For an LTM F5 I would create a UCS file on the Standby device before making any changes as the first step. Then should I need to rollback I would just restore the UCS file to the Standby device, check that the configuration has restored correctly and then sync the Standby device to the Active.
I think that a similar approach will work for the devices in the GTM Sync Group but I want to avoid the restored config automatically syncing to the other devices in the GTM Sync Group so my thoughts on how to do this are as follows:
1. Log onto the Standby F5
2. Navigate to DNS > Settings > GSLB > General
3. Untick the 'Synchronize' and 'Synchronize DNS Zone Files' tick boxes
4. Change the Group Name to something unique.
5. Save the config
6. Create the UCS file
7. Reverse the changes made in Steps 3 and 4
8. Delete configuration
The thinking here is that should I need to restore the config from the UCS file there is no chance of this automatically syncing to the other devices in the GTM Sync Group since it was not part of the GTM Sync Group when this was taken. Once restored I would then update the description for one of the WideIP's (simply append something like '1234' to it) so that this has the higher 'commit-id' and then add the device back to the GTM Sync Group. Since the newly added device has the highest 'commit-id' this would then push the confog back to the GTM Sync Group and I am back where I started.

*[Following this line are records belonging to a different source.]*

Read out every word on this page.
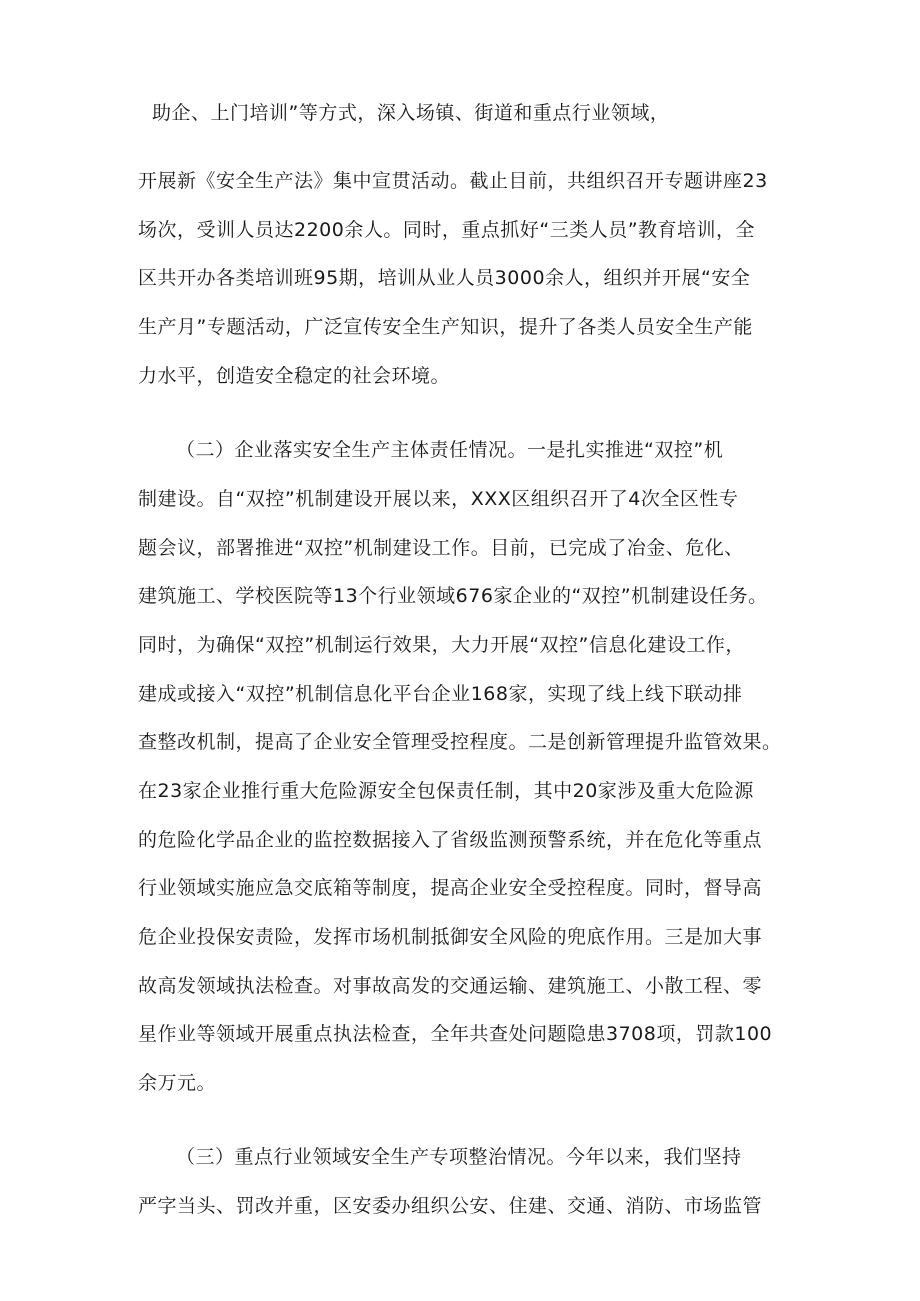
助企、上门培训”等方式，深入场镇、街道和重点行业领域，
开展新《安全生产法》集中宣贯活动。截止目前，共组织召开专题讲座23
场次，受训人员达2200余人。同时，重点抓好“三类人员”教育培训，全
区共开办各类培训班95期，培训从业人员3000余人，组织并开展“安全
生产月”专题活动，广泛宣传安全生产知识，提升了各类人员安全生产能
力水平，创造安全稳定的社会环境。
（二）企业落实安全生产主体责任情况。一是扎实推进“双控”机
制建设。自“双控”机制建设开展以来，XXX区组织召开了4次全区性专
题会议，部署推进“双控”机制建设工作。目前，已完成了冶金、危化、
建筑施工、学校医院等13个行业领域676家企业的“双控”机制建设任务。
同时，为确保“双控”机制运行效果，大力开展“双控”信息化建设工作，
建成或接入“双控”机制信息化平台企业168家，实现了线上线下联动排
查整改机制，提高了企业安全管理受控程度。二是创新管理提升监管效果。
在23家企业推行重大危险源安全包保责任制，其中20家涉及重大危险源
的危险化学品企业的监控数据接入了省级监测预警系统，并在危化等重点
行业领域实施应急交底箱等制度，提高企业安全受控程度。同时，督导高
危企业投保安责险，发挥市场机制抵御安全风险的兜底作用。三是加大事
故高发领域执法检查。对事故高发的交通运输、建筑施工、小散工程、零
星作业等领域开展重点执法检查，全年共查处问题隐患3708项，罚款100
余万元。
（三）重点行业领域安全生产专项整治情况。今年以来，我们坚持
严字当头、罚改并重，区安委办组织公安、住建、交通、消防、市场监管
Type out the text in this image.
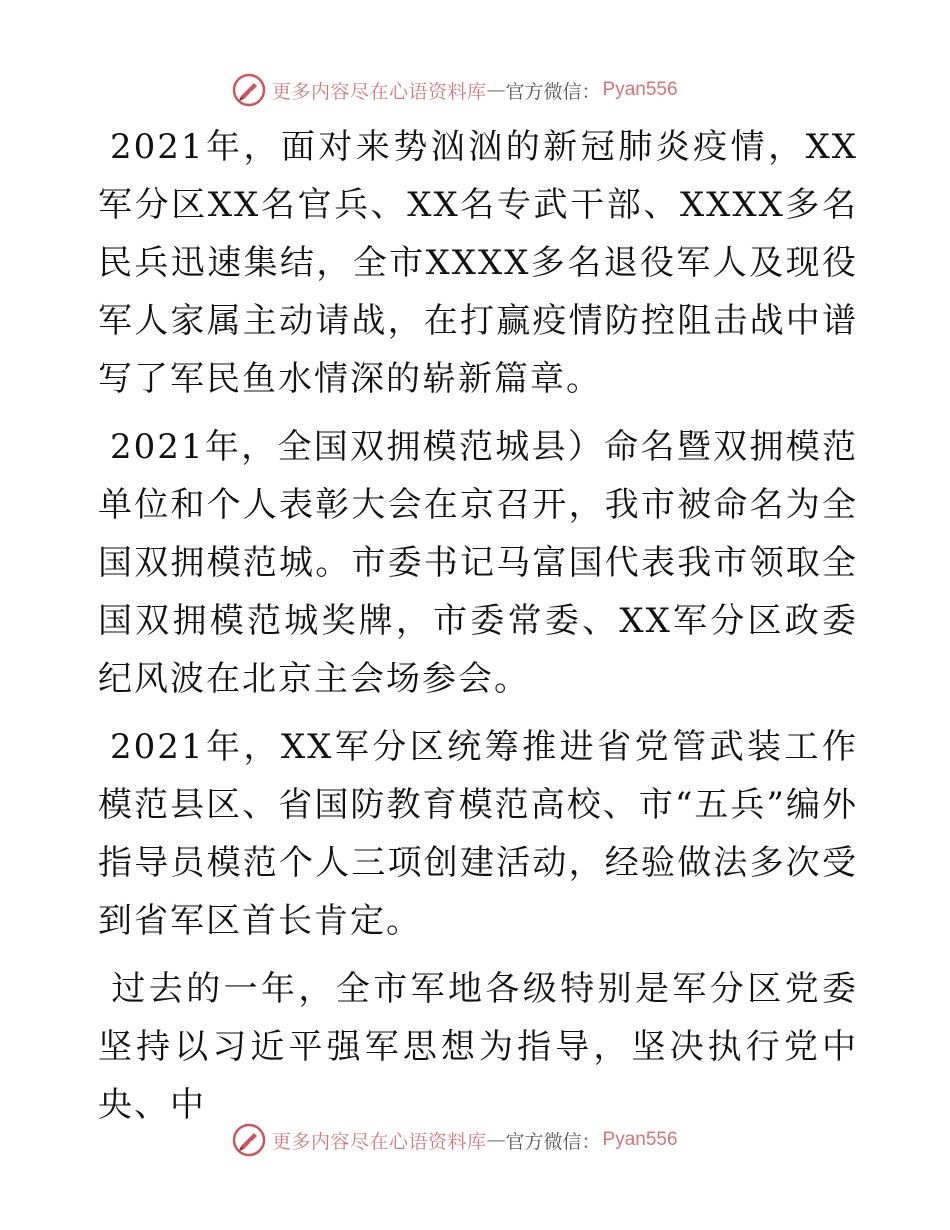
更多内容尽在心语资料库 — 官方微信： Pyan556

2021年，面对来势汹汹的新冠肺炎疫情，XX军分区XX名官兵、XX名专武干部、XXXX多名民兵迅速集结，全市XXXX多名退役军人及现役军人家属主动请战，在打赢疫情防控阻击战中谱写了军民鱼水情深的崭新篇章。

2021年，全国双拥模范城县）命名暨双拥模范单位和个人表彰大会在京召开，我市被命名为全国双拥模范城。市委书记马富国代表我市领取全国双拥模范城奖牌，市委常委、XX军分区政委纪风波在北京主会场参会。

2021年，XX军分区统筹推进省党管武装工作模范县区、省国防教育模范高校、市“五兵”编外指导员模范个人三项创建活动，经验做法多次受到省军区首长肯定。

过去的一年，全市军地各级特别是军分区党委坚持以习近平强军思想为指导，坚决执行党中央、中

更多内容尽在心语资料库 — 官方微信： Pyan556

To my mind this makes sense but it would be very much appreciated if I could get a second opinion on this.
Your approach looks reasonable to me.
If it were me, I’d also include gtm_add in the rollback procedure.
Taking the UCS while the device is temporarily out of the GTM sync group is a good way to avoid any unintended sync during restore. Then, if rollback is needed, I’d restore the config on that device first and run gtm_add from the restored device toward the existing device that has the desired config / higher commit-id, so it pulls the GSLB config back in a controlled way.
So overall, I think your plan makes sense — I’d just add gtm_add as part of the backout steps as well.
https://my.f5.com/manage/s/article/K14044
5 Replies
AXI_MJAltocumulus
Your approach looks reasonable to me.
If it were me, I’d also include gtm_add in the rollback procedure.
Taking the UCS while the device is temporarily out of the GTM sync group is a good way to avoid any unintended sync during restore. Then, if rollback is needed, I’d restore the config on that device first and run gtm_add from the restored device toward the existing device that has the desired config / higher commit-id, so it pulls the GSLB config back in a controlled way.
So overall, I think your plan makes sense — I’d just add gtm_add as part of the backout steps as well.
https://my.f5.com/manage/s/article/K14044
- leemedz
Thanks for that.
Re: the following line: "Then, if rollback is needed, I’d restore the config on that device first and run gtm_add from the restored device toward the existing device that has the desired config / higher commit-id"
I have quite probably over thought this but am I not going to end up pulling back the config from one of the devices that doesn't have the removed config included due to the following:
"Impact of procedure: The following procedure replaces the configuration from the BIG-IP DNS system on which it is run, with the configuration of the remote BIG-IP DNS system in the specified synchronization group."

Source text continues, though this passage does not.